Hackear(te)!

Existem muitos projetos de arte e tecnologia, interligados com a arte contemporânea, marcados pelo uso e desenvolvimento hacker de dispositivos, interfaces, sistemas, redes, programas e processos.

Os hackers, por explorarem os sistemas e as formas de expansão das suas capacidades, tornam-se opostos aos demais usuários que necessitam do mínimo aprendizado para executar tarefas, e dos cientistas, que teorizam antes de iniciar qualquer programação. Eles escapam da rigidez de fórmulas predeterminadas, tornando-se coautores, em lugar de autores exclusivos dos programas. Sendo assim, a arte torna-se cada vez mais livre e reprogramável, pois tem o caráter de recombinação por estas explorações de possibilidades em contra partida do que se está sempre posto e previamente estabelecido.

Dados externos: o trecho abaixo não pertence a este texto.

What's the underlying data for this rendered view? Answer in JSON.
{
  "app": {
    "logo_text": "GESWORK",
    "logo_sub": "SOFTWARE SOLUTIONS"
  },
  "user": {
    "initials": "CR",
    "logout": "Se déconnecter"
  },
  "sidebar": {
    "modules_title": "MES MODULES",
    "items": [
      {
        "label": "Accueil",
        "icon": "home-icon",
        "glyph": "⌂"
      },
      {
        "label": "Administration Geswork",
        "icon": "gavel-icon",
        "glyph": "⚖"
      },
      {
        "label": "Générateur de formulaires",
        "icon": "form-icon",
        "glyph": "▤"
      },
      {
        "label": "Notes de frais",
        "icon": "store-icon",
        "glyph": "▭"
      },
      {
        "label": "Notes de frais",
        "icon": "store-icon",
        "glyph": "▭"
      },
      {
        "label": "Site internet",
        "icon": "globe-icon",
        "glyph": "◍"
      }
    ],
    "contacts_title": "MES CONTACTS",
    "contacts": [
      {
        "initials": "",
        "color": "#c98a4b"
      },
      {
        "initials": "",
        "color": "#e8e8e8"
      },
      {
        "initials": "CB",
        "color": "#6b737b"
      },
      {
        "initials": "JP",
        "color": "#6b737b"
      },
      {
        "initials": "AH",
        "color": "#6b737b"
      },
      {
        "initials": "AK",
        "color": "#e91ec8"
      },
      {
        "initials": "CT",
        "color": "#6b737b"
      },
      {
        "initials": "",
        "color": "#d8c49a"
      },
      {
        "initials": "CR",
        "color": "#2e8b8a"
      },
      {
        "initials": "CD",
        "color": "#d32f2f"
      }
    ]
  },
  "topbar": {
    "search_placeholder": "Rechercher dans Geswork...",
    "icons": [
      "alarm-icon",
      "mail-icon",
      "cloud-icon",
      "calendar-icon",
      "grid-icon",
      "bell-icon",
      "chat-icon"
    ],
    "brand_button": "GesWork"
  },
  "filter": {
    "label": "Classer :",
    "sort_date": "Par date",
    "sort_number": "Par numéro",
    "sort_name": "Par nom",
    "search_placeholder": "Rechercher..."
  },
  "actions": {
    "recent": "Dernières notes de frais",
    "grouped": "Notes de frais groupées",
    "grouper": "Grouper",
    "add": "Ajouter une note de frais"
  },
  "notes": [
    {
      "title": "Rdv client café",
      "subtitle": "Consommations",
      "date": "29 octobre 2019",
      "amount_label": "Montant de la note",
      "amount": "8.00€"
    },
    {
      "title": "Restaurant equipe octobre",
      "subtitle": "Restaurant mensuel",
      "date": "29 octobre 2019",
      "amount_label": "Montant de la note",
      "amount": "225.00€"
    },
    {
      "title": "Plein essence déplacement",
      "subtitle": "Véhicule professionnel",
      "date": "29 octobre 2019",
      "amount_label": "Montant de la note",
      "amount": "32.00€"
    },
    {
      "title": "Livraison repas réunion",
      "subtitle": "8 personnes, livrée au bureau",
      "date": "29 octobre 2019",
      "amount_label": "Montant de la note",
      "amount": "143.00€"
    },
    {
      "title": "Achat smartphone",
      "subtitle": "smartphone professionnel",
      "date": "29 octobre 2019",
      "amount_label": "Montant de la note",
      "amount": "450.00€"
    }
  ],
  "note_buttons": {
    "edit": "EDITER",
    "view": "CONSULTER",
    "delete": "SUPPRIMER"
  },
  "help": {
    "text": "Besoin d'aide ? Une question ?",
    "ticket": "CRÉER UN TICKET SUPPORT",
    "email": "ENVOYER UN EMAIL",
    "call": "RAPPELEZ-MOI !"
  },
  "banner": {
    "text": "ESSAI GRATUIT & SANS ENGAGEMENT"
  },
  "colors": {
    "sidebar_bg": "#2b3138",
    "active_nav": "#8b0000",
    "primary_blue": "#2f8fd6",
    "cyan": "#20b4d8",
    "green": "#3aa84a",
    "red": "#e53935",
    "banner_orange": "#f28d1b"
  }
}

O músico Larry Polansky da Faculdade de Dartmouth afirma que “Tecnologia e arte estão intimamente relacionados. Muitos músicos, artistas de vídeo, artistas gráficos, e até poetas que trabalham com tecnologia sabem—projeta-la ou usa-la— se consideram parte da ‘comunidade hacker.’ Artistas de computador, como hackers não artista, muitas vezes se encontram nas margens da sociedade, desenvolvendo estranhos usos, inovadores das tecnologias existentes.”

Alguns artistas hackers criam arte escrevendo código de computador, e outros, através do desenvolvimento de hardware. Alguns criam com ferramentas de software existentes, tais como Adobe Photoshop ou GIMP.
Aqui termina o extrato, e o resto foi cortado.